Background: The economic ramifications of acute rejection (AR) are not well characterized in a contemporary population of kidney transplant recipients.

Methods: Data for Medicare-insured transplant recipients in 2000 to 2007 (n=45,250) were drawn from the United States Renal Data System. AR events were ascertained from the Organ Procurement and Transplantation Network reports covering months 0 to 12 (yr1), 13 to 24 (yr2), and 25 to 36 (yr3) after transplantation. AR was subclassified as antibody (Ab)-treated AR or other management (non-Ab-treated AR). The marginal cost impact of AR events during and before a period of interest was quantified by multivariate linear regression including covariates for recipient, donor, and transplant factors.

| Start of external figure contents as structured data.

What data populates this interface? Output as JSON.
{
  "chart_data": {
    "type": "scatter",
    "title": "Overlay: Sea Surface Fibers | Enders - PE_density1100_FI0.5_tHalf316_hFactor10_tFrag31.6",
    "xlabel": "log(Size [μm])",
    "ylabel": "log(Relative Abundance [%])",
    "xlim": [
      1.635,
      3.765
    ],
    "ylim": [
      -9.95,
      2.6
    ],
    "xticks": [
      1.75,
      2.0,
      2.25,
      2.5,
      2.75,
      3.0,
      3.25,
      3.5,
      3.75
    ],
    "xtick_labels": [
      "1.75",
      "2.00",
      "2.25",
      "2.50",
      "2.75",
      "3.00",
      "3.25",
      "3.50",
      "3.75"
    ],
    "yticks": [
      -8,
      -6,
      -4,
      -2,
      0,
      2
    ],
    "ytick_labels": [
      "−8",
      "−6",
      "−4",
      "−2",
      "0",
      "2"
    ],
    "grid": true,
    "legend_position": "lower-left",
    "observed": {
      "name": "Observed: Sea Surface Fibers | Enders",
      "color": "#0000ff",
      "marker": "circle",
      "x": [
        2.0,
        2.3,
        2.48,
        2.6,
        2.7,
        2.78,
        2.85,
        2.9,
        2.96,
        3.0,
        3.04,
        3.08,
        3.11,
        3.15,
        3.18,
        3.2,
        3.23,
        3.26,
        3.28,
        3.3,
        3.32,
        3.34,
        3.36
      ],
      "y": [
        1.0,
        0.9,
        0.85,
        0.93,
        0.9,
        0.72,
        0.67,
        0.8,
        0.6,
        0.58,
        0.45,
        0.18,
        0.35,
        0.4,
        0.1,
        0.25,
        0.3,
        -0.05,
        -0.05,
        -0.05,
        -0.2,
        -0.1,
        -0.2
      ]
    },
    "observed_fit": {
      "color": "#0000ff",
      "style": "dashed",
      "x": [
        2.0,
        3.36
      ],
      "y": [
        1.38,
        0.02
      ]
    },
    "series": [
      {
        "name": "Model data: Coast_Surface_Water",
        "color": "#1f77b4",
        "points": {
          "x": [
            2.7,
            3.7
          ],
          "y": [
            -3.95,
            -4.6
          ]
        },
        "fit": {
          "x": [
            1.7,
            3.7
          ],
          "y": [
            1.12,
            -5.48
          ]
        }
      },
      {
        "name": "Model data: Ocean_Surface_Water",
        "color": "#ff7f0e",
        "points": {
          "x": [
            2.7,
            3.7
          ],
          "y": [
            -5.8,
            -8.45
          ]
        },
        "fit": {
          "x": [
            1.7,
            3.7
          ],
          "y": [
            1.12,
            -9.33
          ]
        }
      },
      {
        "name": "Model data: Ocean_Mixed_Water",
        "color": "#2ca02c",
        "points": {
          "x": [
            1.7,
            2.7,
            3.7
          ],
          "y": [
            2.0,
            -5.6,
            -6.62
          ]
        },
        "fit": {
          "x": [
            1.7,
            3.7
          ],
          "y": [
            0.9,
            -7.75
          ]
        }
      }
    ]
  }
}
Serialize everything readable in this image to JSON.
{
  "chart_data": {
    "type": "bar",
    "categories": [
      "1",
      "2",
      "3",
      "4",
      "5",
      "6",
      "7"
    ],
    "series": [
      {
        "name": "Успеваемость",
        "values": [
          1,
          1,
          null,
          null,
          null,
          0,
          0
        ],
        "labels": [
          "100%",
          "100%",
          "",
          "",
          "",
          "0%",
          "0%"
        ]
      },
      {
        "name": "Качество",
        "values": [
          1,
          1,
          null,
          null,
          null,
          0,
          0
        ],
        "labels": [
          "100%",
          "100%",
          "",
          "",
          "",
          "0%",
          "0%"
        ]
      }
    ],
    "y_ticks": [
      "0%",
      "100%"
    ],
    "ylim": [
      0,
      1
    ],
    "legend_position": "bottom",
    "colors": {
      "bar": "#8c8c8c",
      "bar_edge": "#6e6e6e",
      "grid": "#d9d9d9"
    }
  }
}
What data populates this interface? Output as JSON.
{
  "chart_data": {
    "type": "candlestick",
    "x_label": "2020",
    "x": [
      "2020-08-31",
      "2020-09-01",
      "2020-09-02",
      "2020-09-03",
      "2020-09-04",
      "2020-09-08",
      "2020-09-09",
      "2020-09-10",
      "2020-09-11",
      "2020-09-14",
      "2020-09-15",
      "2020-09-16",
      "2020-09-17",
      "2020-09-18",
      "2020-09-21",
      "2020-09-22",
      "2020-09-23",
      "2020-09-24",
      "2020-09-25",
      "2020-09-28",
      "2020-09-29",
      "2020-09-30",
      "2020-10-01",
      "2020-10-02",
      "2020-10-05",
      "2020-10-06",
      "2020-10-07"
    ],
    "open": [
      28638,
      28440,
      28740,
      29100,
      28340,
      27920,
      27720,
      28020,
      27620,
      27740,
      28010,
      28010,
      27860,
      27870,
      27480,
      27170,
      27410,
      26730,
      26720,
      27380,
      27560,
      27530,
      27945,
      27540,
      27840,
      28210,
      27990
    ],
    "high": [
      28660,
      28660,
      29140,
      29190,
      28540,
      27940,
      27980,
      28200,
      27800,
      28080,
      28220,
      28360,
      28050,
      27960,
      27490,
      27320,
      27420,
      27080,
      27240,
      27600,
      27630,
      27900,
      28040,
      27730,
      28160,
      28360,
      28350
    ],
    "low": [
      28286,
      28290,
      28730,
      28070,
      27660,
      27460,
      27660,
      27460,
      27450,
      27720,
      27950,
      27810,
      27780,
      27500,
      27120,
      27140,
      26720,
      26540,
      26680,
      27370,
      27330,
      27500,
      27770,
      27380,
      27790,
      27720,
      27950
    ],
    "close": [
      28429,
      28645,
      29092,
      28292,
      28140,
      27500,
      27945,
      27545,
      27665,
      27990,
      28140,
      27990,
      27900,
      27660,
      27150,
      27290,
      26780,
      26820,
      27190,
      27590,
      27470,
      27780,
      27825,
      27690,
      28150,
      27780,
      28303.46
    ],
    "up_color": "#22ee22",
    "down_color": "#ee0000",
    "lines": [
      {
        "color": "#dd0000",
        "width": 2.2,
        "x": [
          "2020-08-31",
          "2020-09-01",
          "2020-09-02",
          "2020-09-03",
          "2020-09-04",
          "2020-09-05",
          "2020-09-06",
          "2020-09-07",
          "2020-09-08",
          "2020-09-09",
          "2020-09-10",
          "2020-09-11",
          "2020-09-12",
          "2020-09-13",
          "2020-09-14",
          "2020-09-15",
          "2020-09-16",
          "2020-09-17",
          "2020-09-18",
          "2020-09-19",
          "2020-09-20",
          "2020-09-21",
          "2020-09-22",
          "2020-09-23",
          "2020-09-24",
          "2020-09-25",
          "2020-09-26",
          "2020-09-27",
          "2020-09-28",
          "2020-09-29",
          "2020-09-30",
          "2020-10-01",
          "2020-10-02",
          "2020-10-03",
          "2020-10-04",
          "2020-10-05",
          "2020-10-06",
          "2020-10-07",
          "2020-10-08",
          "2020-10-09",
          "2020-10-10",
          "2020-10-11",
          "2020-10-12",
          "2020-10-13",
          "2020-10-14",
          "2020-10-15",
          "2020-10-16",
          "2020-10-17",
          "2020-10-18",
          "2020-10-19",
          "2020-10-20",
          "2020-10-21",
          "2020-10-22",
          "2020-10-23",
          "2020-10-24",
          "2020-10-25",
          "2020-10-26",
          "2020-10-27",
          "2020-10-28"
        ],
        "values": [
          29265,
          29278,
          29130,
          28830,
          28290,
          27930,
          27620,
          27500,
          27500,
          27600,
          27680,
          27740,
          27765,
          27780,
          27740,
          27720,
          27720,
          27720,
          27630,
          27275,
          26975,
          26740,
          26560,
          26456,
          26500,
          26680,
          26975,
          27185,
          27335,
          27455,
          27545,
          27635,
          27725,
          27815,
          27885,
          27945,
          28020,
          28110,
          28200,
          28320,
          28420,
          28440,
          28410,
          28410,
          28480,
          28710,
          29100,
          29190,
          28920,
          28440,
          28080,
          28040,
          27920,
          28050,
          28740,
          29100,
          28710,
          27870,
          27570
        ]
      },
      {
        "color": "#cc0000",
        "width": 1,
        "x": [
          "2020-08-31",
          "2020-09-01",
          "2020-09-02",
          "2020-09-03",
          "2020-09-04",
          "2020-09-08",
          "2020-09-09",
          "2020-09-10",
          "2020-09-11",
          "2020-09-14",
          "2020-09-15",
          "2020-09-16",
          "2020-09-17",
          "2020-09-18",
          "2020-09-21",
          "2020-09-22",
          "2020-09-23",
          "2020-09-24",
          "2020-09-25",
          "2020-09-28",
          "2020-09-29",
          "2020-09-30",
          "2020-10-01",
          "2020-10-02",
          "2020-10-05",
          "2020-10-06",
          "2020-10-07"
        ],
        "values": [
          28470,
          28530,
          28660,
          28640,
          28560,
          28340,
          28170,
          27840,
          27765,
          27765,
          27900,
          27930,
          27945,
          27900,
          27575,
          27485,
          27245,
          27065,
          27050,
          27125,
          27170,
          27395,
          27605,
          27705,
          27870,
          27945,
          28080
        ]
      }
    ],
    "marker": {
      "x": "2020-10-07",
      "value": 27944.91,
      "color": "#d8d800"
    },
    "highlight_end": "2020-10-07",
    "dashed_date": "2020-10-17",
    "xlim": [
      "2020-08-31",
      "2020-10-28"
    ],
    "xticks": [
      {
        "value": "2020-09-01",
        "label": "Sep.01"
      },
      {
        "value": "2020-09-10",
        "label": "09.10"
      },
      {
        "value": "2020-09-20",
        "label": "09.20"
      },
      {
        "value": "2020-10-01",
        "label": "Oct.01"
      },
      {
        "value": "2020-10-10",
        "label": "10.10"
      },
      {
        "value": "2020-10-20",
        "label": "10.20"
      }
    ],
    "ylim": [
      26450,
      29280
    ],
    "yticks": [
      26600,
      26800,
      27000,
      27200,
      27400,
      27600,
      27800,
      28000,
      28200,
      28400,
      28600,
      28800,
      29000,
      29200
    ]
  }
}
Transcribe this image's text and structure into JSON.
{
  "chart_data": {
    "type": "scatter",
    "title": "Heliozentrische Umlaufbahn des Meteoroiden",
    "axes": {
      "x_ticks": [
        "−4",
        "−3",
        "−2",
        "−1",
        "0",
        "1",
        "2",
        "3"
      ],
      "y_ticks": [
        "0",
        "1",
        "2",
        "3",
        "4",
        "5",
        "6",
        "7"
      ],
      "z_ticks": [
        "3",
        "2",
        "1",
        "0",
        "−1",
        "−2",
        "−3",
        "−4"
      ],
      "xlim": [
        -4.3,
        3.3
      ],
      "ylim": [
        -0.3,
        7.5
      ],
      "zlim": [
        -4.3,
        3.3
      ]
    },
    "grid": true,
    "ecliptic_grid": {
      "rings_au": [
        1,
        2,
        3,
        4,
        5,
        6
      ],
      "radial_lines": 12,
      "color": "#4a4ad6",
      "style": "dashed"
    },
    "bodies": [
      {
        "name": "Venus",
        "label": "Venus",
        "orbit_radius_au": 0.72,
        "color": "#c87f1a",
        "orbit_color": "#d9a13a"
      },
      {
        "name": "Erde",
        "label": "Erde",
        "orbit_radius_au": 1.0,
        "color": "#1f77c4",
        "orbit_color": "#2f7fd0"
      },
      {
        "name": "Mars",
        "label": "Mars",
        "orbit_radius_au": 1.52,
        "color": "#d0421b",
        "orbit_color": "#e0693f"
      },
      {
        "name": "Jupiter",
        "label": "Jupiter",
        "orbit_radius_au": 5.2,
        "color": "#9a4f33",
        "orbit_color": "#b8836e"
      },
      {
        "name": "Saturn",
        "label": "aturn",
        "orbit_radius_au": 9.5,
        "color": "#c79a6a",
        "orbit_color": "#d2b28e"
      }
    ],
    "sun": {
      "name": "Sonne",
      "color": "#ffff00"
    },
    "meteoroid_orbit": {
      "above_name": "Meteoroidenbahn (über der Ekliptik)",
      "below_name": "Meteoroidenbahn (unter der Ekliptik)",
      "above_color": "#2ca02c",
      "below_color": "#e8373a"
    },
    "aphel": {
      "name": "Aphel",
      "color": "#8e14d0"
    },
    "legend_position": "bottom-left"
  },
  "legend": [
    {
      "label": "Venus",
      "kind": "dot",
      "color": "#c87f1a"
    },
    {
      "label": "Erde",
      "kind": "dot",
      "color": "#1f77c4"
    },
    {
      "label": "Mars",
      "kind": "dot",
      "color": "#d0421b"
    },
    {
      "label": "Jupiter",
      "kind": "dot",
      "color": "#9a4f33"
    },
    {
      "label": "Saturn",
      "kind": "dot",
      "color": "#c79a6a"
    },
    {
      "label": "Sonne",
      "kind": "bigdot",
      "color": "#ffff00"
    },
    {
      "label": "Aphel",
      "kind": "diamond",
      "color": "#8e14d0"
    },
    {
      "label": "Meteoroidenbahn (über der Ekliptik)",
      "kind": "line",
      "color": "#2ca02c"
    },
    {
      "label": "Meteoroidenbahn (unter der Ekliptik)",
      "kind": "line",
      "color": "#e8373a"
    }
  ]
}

Results: Among recipients of standard criteria donor allografts, both Ab-treated AR events (yr1, $22,407; yr 2, $18,803; yr3, $13,909) and non-Ab-treated AR events (yr1, $14,122; yr2, $7852; yr3, $8234) were associated with significant increases in the cost of care. Patterns were similar among recipients of living donor and expanded criteria donor transplants. After weighting by population frequency, AR accounted for 2.3% to 3.8% of total costs incurred during 1 year of posttransplantation care. Subanalysis of recipients with yr1 estimated glomerular filtration rate (eGFR) information demonstrated markedly stronger cost variation across eGFR levels. For example, among those with non-Ab-treated AR, adjusted total yr2 costs were $22,747 with eGFR of 60 mL/min/1.73 m or higher but $43,881 with eGFR of 30 mL/min/1.73 m or lower.

Conclusions: AR is a significant contributor to individual posttransplantation costs. However, because of its low frequency, AR accounts for a small proportion of posttransplantation costs in the population. Healthcare costs in patients with AR are markedly higher among those with reduced compared with preserved allograft function.